Yenidoğançetesinin elebaşı olan Dr. Fırat Sarı’nın, terör örgütü PKK ile bağlantılı olduğu ve bu nedenle örgüte yardım ve yataklık suçlarından kesinleşmiş 5 yıl hapis cezası bulunduğu ortaya çıktı. Sarı, uzman hekim olarak görev yaptığı dönemde zorunlu askerlik hizmetini yedek subay olarak yapmak istemiş, ancak Millî Savunma Bakanlığı, geçmişteki mahkûmiyeti nedeniyle subay olmasına engel olarak “Er olarak askerlik” kararı almıştır.
Bunun üzerine Sarı, bu karara itiraz ederek Askeri Yüksek İdare Mahkemesi’nde (AYİM) iptal davası açtı. Ancak, 2 Şubat 2011 tarihinde mahkeme, davanın reddine karar verdi. Bu gelişmenin ardından Sarı, Avrupa İnsan Hakları Mahkemesi’ne başvurarak hak ihlaline uğradığını ve tarafsız bir mahkemede yargılanma hakkının ihlal edildiğini öne sürdü.
ETKİN PİŞMANLIK İSTEMEDİ
2018 yılında Ankara İdare Mahkemesi’ne yargılamanın yenilenmesi talebinde bulunan Dr. Fırat Sarı, son olarak Anayasa Mahkemesi’ne (AYM) başvurdu. Bu süreçte, er olarak askerlik yapmasının “ayrımcılık yasağına aykırı” olduğunu savunarak, yedek subay olarak atanmadığı için maaş alamadığını ve birikmiş yedek subay maaşının ödenmesini talep etti. Ancak AYM, başvuruyu süre aşımı nedeniyle “kabul edilemez” olarak değerlendirdi.
İddianamede, örgüt elebaşı olduğu değerlendirilen Dr. Fırat Sarı’nın, yaklaşık 7-8 yıl önce Medisense Sağlık Hizmetleri’ni kurduğu ve bu şirketin yüzde yüz hissedar olduğu belirtildi. Sarı, etkin pişmanlık hükümlerinden yararlanmak istemediğini vurgulayarak, yaşadığı olayları şöyle anlattı: “Hastaneler, bebek sayılarının artmasını istiyorlardı. Hasta tam iyileşmeden veya tedavi reddedildiğinde ailenin bebekleri almasından hastane yönetimleri zarar ettiklerinden dolayı bizim danışmanlık hizmetimizden şikayet ediyorlardı. Erken taburcu olma ya da taburcu konularını hastanenin kendi doktorları karar vererek uygulardı.”
582 Yıla Kadar Hapsi İsteniyor
İddianameye göre, çetenin liderleri Dr. Fırat Sarı ve yöneticileri Dr. İlker Gönen ile Gıyasettin Mert Özdemir olarak belirlenmiştir. Bu sanıklar için 10 kez “kasten öldürmenin ihmali davranışla işlenmesi”, “nitelikli dolandırıcılık”, “suç işlemek amacıyla örgüt kurma” ve 11 kez “resmi belgede sahtecilik” suçlarından toplamda 582 yıla kadar hapis cezası talep edilmektedir.
Sistem Nasıl İşliyordu?
Çete, devlet hastanelerinde veya çeşitli özel hastanelerde doğan ve tedavisinin yoğunluktan dolayı başka hastanelerde yapılması uygun görülen bebek hastaları tespit ederek, kurmuş oldukları suç örgütü aracılığıyla onları kendi anlaşmalı oldukları hastanelere yönlendirdi. Bu süreçte, hastaların tedavi yöntemlerinin uygun olup olmadığına dikkat edilmedi ve hastanelere faturalarını şişirterek haksız kazanç sağladılar.

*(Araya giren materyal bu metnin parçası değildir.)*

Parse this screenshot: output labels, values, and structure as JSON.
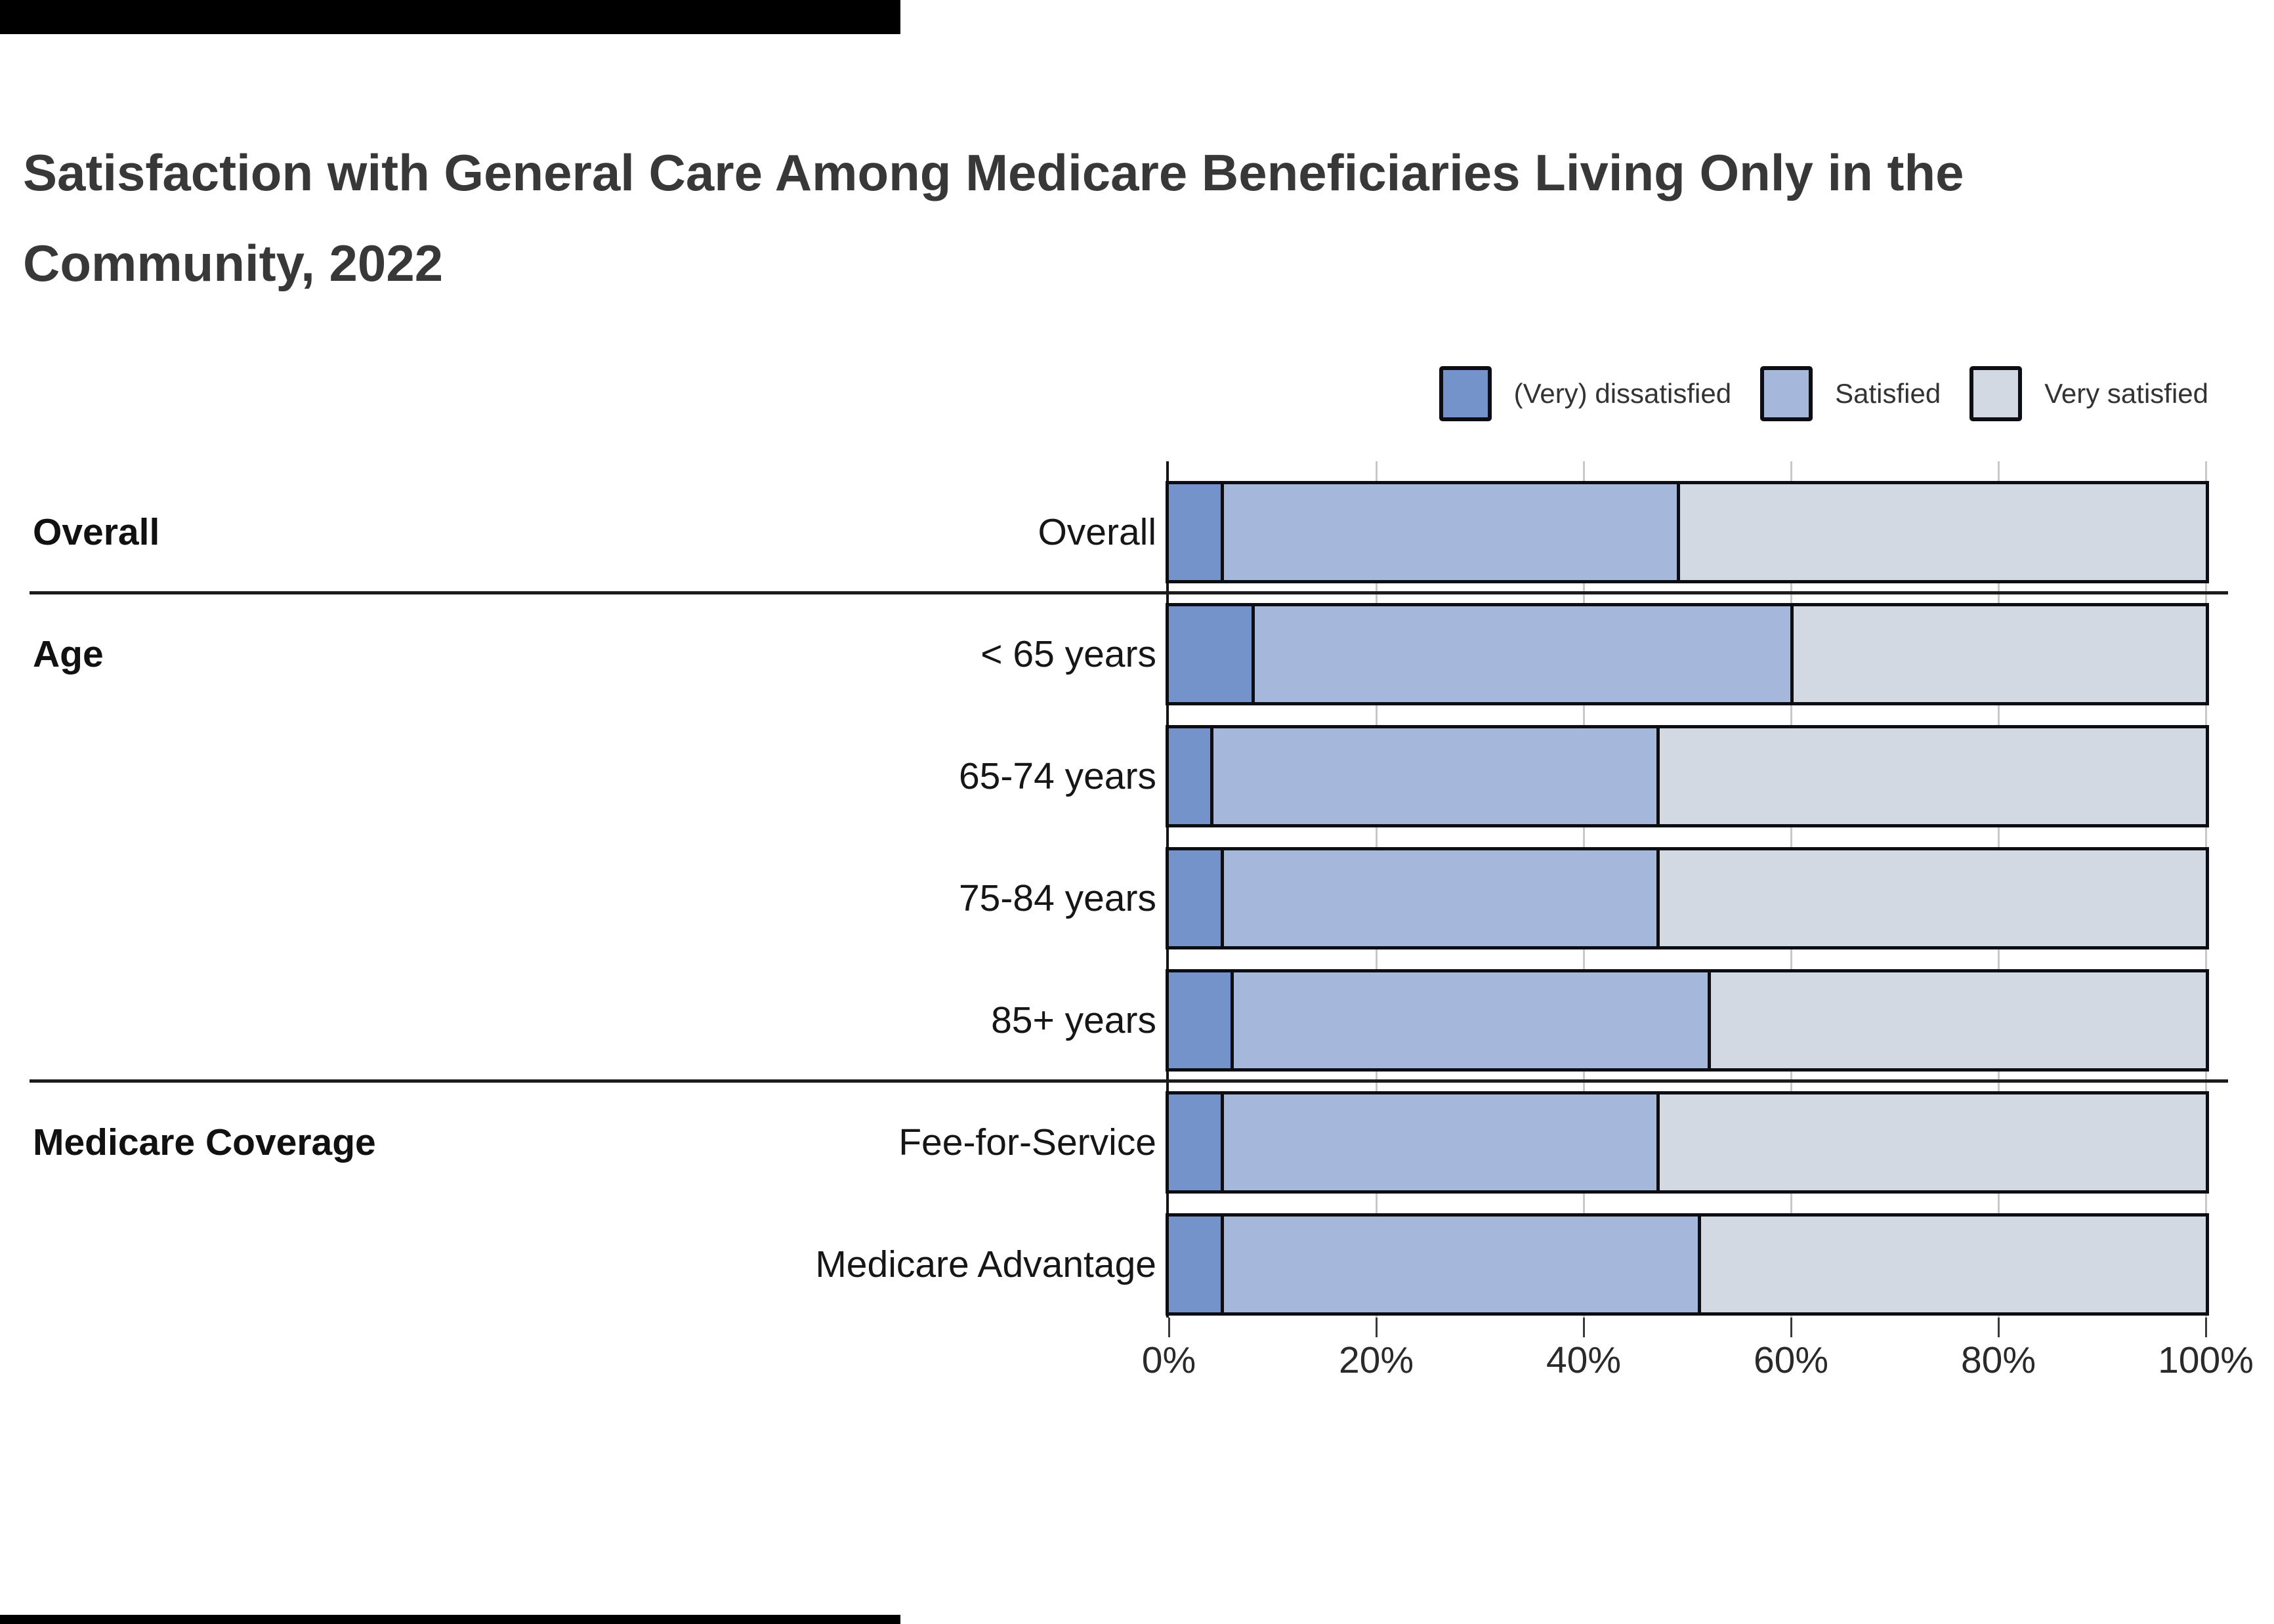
{
  "title": "Satisfaction with General Care Among Medicare Beneficiaries Living Only in the Community, 2022",
  "title_lines": [
    "Satisfaction with General Care Among Medicare Beneficiaries Living Only in the",
    "Community, 2022"
  ],
  "legend": {
    "items": [
      {
        "label": "(Very) dissatisfied",
        "color": "#7493cb"
      },
      {
        "label": "Satisfied",
        "color": "#a5b7da"
      },
      {
        "label": "Very satisfied",
        "color": "#d3d9e3"
      }
    ]
  },
  "chart_data": {
    "type": "bar",
    "orientation": "horizontal-stacked",
    "title": "Satisfaction with General Care Among Medicare Beneficiaries Living Only in the Community, 2022",
    "categories": [
      "Overall",
      "< 65 years",
      "65-74 years",
      "75-84 years",
      "85+ years",
      "Fee-for-Service",
      "Medicare Advantage"
    ],
    "groups": [
      {
        "label": "Overall",
        "first_row": 0
      },
      {
        "label": "Age",
        "first_row": 1
      },
      {
        "label": "Medicare Coverage",
        "first_row": 5
      }
    ],
    "series": [
      {
        "name": "(Very) dissatisfied",
        "values": [
          5,
          8,
          4,
          5,
          6,
          5,
          5
        ]
      },
      {
        "name": "Satisfied",
        "values": [
          44,
          52,
          43,
          42,
          46,
          42,
          46
        ]
      },
      {
        "name": "Very satisfied",
        "values": [
          51,
          40,
          53,
          53,
          48,
          53,
          49
        ]
      }
    ],
    "x_ticks": [
      "0%",
      "20%",
      "40%",
      "60%",
      "80%",
      "100%"
    ],
    "x_tick_values": [
      0,
      20,
      40,
      60,
      80,
      100
    ],
    "xlim": [
      0,
      100
    ],
    "grid": true,
    "legend_position": "top-right"
  },
  "colors": {
    "dissatisfied": "#7493cb",
    "satisfied": "#a5b7da",
    "very_satisfied": "#d3d9e3",
    "bar_border": "#0d0d14",
    "grid_line": "#c8c8c8",
    "axis_line": "#151515",
    "title_text": "#383838",
    "label_text": "#161616",
    "background": "#ffffff"
  }
}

Çeteye Doktor Mu Haber Verdi?
İstanbul’da 12 bebeğin ölümüyle ilgili yürütülen soruşturmadaki HTS kayıtları, dikkat çekici bir skandalı da gün yüzüne çıkardı. Yenidoğan çetesi için İstanbul İl Sağlık Müdürlüğü’nden denetime giden bir doktorun, gizli soruşturmayı şüphelilere haber verdiği belirlendi. Soruşturmayı deşifre eden Dr. Yakup Karakurt, il sağlık müdürünün mesajını çete üyelerine göstererek, “Hakkınızda gizli bir dava var. Bir iki şey söyledi, hemen ayarladık, tekrar denetime gelmiş gibi yaptı.” şeklinde bilgi verdi.